Ouf ! L’affaire était mal engagée, mais j’avais ce que je voulais. Il était temps de partir et je filai à mon rendez-vous, aussi ému qu’un alpiniste novice contemplant le sommet de l’Everest depuis le camp de base et en train d’inspecter son matériel.

Elle eut la délicatesse de ne pas se faire désirer trop longtemps. Elle arriva aussitôt après moi Elle s’approcha de ma table d’un pas rapide en souriant et je peux me tromper, mais il me sembla qu’elle levait imperceptiblement le nez. Elle pouvait, elle était splendide. Elle avait dénoué ses cheveux qui tombaient en cascade bouclée sur ses épaules. Elle était sûre de son effet. D’évidence, elle allait me tenir la dragée haute et se réjouissait à l’avance de voir comment j’allais me débrouiller dans cette épreuve. Son sourire légèrement ironique semblait me mettre au défi de me montrer à la hauteur.

Lourde tâche. Mais le vin était tiré, il fallait le boire.

Je me levai et l’embrassai sur la joue. Elle s’assit.

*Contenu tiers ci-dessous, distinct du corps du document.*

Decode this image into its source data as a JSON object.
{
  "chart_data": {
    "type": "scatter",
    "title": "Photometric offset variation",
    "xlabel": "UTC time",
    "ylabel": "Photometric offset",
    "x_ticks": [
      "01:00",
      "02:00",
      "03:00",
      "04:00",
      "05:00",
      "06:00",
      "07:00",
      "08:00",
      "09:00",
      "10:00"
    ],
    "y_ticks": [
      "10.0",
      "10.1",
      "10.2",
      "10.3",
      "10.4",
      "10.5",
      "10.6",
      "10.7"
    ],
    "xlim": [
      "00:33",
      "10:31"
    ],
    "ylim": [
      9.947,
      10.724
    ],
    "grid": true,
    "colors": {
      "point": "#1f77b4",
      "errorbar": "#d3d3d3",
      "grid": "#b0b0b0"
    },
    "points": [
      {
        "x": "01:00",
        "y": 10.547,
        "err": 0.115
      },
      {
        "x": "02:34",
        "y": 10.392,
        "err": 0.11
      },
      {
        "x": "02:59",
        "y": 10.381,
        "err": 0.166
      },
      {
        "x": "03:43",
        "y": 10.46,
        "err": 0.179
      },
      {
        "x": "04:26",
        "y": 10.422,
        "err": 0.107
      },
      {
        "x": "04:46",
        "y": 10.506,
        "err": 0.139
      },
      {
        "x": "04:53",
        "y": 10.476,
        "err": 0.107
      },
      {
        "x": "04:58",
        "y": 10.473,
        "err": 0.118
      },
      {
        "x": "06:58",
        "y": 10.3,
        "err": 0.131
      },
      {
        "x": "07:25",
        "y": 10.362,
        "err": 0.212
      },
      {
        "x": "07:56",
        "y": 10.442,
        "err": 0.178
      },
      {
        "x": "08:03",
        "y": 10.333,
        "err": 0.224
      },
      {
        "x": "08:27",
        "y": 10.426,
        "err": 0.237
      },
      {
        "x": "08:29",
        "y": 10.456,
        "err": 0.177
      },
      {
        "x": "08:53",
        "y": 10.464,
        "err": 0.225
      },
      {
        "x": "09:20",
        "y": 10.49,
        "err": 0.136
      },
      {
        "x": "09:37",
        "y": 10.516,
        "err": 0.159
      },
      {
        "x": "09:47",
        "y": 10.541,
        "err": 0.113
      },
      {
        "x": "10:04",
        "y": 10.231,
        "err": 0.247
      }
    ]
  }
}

Le sujet épineux du choix entre la viande et le poisson fut laissé de côté. La conversation roula d’abord sur un sujet professionnel – le prétexte officiel du dîner.

Comme le serveur approchait pour prendre la commande, je dis, d’une voix aussi neutre et indifférente que possible, que les pavés de bœuf du Barbecueétaient incomparables, pourvu qu’on les commandât saignants, une pareille viande ne pouvant que se dénaturer à la cuisson. La difficulté était de lui faire prendre les steaks saignants sans avoir l’air d’insister, pour ne pas provoquer son esprit de contradiction.

« Ces steaks sont délicieux », dis-je donc. « Surtout si on les prend saignants. »

« Je préfère bien cuits », dit-elle en me jetant un rapide coup d’œil.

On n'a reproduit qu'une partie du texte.